6 Eylül 2009 Pazar

Tünelin Ucu...

Gözüktü desem yalan olur.

Öncelikle staddan başlamak istiyorum. Kayseri Kadir Has Stadı'yla gurur duyabilir, belki de mimari açıdan Türkiye'nin en iyi stadı ama, o nasıl bir zemin öyle! Çimde tümsekler var, düz paslar sekerek havalanıyor. Gerçi Terim de maçtan sonra buna dikkat çekti ama iki ay önceden belirlendiyse, bu zeminin de düzeltilmesi lazım. Hatta federasyonun kasadan para çıkarıp, bunu kendi imkanlarıyla yapması lazım.

Estonya, Avrupa'da en zevksiz top oynayan takımlardan biri. Puan almak için kapanmak zorundalar, bunu da iyi yapıyorlar. Fakat bugün gol attıktan sonra, ilginçtir, Türkiye'yi yarı sahada karşılamak yerine, çıkarken baskı kurmaya başladılar. Açıkçası bu baskı, Türkiye'deki paniği arttıracak diye düşünüyordum. Neyse ki çok uzatmadan beraberliği bulduk.

Arda adını koyamayacağım bir büyüklükte oynadı. Yıllardır Milli Takım'ı izlerim, bir oyuncunun sırtına alıp götürdüğü maç sayısı azdır. Bu da onlardan biriydi. Hücümda her topta katkısı vardı, müthiş çalımlar, müthiş driplingler yaptı. Özellikle ilk golde, Tuncay'ın koşusunu iyi sezerek topu bırakması büyük bir ustalığın eseriydi. Tuncay da bugün çok istekliydi, her topa koştu, gol vuruşları klastı.

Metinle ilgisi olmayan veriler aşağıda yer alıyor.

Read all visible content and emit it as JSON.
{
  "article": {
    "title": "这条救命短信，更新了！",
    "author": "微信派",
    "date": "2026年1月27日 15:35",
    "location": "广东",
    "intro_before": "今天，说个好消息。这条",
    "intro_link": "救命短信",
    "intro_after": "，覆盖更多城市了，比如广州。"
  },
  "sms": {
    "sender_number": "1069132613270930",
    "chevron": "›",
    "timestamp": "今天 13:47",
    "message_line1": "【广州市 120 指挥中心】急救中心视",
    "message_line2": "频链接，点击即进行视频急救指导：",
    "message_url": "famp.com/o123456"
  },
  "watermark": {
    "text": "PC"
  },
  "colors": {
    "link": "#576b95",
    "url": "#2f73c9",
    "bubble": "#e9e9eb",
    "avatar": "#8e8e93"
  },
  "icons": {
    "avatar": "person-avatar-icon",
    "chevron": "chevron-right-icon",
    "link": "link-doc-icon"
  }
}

Sağ kanattaki eksiklik Kazım'a bağlanabilir ama Kazım hiçbir zaman tanımsal bir sağ kanat oyuncusu olmadı, daha ziyadesiyle 4-3-3'ün ön üçlüsünün sağı olarak görülebilir. Savunma yeteneği, yeteneğinden ziyade isteği minimum düzeydedir. Dolayısıyla Gökhan Gönül'ün hücüma çıkışlarında Kazım'ın arkaya geçmesi çok mantıklı değil. Fenerbahçe'de Cristian o karşılamaları yapabiliyordu ama Milli Takım'da o bölgede oynayan Hamit'in de savunması onu yapacak düzeyde değil. Bence Hamit sağa çekilip, ortada Ceyhun Gülselam veya Mustafa Sarp denenebilir. Ceyhun'un stoper özelliği olduğunu, Mustafa'nın da formda olduğunu düşünürsek, oyunu rölantiye aldığımız zaman daha rahat edebiliriz. Bugün her öne geçişimizde oyunu soğutmayı denedik, orta saha ile savunma arasında bir karmaşa yaşandı. Hamit-Emre ikilisi hücumda çok etkili, ama savunma yapacağımız zaman arkayı kollayacak birini 11'de bulundurmak şart.

Bosna maçı biraz sıkıntılı geçecektir, neticede Dzeko-Ibisevic-Misimovic gibi Avrupa'nın önemli hücum hatlarından birine sahipler. Gökhan Zan'ın sakatlığı, maçı etkileyecek en önemli etken gibi görünüyor. Önder'in henüz ikinci resmi maçı olacak ve işin gerçeği ondan başka güvenecek stoperimiz yok. Belki Emre Güngör'ün kadroya dahil olması düşünülebilir ama zannetmiyorum. Bosna maçında ileride Semih-Tuncay olacaktır. Açıkçası Semih, Sercan'ın bugün yaptıklarını kat kat yapabilecek bir oyuncu.